Barış dini olan İslâmiyet, masum insanların öldürülmesine kesinlikle karşıdır. Bu yüzden de İslâm’ın terörle irtibatlandırılması mümkün değildir.
Son yıllarda Müslüman olduğu söyleyen terör örgütleri türedi. Bunlar yüce dinimizi terörle anılmasına sebep oluyor. Hatta, “İslâm adına” cami içinde canlı bombalar patlatıyorlar. Bunların en büyük zararı da İslâm’a ve Müslümanlara oluyor. Bunu söyleyenler de maalesef “cihad” yaptıklarını söylüyorlar.
İslâm âlemi bu ve benzeri terör yüzünden bir türlü karışıklık ve karmaşıklıktan kurtulamıyor.
El Kaide ile başlayan şimdilerde de adını “Irak Şam İslam Devleti” (IŞİD) koyan bir örgüt maalesef her geçen gün İslâm’ın terörle anılmasına vesile veriyor.
Tabiî onlar isimlerine İslâm kelimesi koyunca da İslâm düşmanlarının eline fırsat veriyor. İslâm ve Müslümanlığı bilmeyenlere de İslâm’ın böyle hatırlanmasını sağlıyor.
Geçtiğimiz hafta içinde Türkiye’yi ziyaret eden ABD Başkan Yardımcısı Joe Biden’le Cumhurbaşkanı Erdoğan’ın basın toplantısında bir gazetecinin IŞİD için “İslâm devleti”ni kullanıp soru sormasının suçlusu sadece o gazeteci değil elbette…
Erdoğan bu soruyu, “Burada hanımefendi bir sürç-ü lisan etti. Onu belirtmek istiyorum. İslâm Devleti dediğiniz zaman, oradan terör çıkmaz. Terör örgütü DAEŞ’tir, İslâm Devleti değil” diye düzeltmesi yerinde oldu.
İslâm’ın barış dini olduğu terörizm, şiddet ve nefretle anılamayacağı dünyaya iyi anlatılmalı. Yoksa bu tür çirkin benzetmeler ve çirkin yakıştırmalar devam edip gidecektir…
İYİ Kİ MUHALEFET VAR
15 Temmuz darbe teşebbüsünden sonra iktidar ile muhalefet sergilediği olumlu duruş takdir edildi. Özellikle Başbakan’ın CHP ve MHP genel başkanları ile görüşmesi “Yenikapı ruhu”nun yaşatılması açısından önemli.
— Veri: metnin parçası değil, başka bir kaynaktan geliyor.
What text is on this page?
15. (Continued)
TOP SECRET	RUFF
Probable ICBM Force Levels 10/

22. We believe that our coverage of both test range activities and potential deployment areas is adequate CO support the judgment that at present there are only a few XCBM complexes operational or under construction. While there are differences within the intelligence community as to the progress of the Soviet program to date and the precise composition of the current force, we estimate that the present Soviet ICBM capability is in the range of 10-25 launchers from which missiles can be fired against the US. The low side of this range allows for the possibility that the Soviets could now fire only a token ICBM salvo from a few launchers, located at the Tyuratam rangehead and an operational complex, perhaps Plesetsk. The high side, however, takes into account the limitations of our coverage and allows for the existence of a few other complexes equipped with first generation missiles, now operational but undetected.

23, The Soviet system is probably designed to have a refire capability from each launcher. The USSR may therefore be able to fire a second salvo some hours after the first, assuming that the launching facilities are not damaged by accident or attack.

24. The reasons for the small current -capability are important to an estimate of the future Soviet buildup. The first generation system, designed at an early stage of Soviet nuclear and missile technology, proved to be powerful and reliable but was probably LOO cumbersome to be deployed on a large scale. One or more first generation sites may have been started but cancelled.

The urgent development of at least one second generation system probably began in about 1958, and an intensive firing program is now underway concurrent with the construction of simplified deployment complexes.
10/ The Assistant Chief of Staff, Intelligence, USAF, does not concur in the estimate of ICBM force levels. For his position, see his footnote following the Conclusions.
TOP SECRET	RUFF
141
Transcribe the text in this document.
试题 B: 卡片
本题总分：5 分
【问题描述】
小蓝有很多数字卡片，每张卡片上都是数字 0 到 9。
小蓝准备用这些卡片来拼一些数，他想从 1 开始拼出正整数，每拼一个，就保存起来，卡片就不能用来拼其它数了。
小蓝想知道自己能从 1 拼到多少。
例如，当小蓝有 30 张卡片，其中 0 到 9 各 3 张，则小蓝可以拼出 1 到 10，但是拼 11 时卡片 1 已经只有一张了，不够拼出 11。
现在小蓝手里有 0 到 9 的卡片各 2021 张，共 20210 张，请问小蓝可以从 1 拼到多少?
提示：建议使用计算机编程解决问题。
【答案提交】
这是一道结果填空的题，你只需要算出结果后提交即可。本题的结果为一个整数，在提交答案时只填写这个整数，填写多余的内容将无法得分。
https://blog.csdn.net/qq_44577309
Çünkü demokrasilerde iktidarları muhalefet denetler. Bu açıdan, muhalefetin ikazlarına kulak vermeyen iktidar, “Ben yaptım oldu” derse en başta demokrasiye zarar verir.
Muhalefet partileri ile Avrupa turuna çıkan Ekonomi Bakanı Nihat Zeybekci’nin bu anlamda söylediği, “İyi ki CHP var, iyi ki MHP var, iyi ki diğer partiler var ki, Türkiye’de bu güç ortaya çıkıyor” cümlesi de bu anlamda değerli.
Bu tavrın devam etmesi başta terörü olmak üzere, ekonomik, sosyal problemleri bitirir.
ESPRİ YAPMIŞ
Darbe teşebbüsü, peşinden artan terör olayları, Güneydoğu’dan gelen şehit haberleri, Gaziantep’teki hain saldırı, Suriye’ye askerimizin girmesi ülkeyi gerdikçe geriyor. İnsanlar gülmeyi unuttu, endişe bütün topluma hakim olmuş durumda.
Böyle bir ortamda, Orman ve Su İşleri Bakanı Veysel Eroğlu’nun “5 çocuğu olmayanı genel müdür atamayacağım” sözleri tartışma meydana getirmişti.
Gelen tepkiler üzerine, “Benim bir sürü genel müdürüm var, kiminin bir, kiminin iki, kiminin dört çocuğu var. Tabiî ki ona bakmıyoruz” diye açıklama yapan Eroğlu’na, “5 çocuk taraması yaptıracakmışsınız?” sorusu sorulmuş... Bakan bey buna gülerek “Yok ya espri yaptım. Oradaki arkadaşlara takıldım. Böyle şey olur mu?” diye cevap vermiş.
Bu ortamda artık espriler ya anlaşılamıyor, ya espri yerinde ve zemininde yapılmıyor.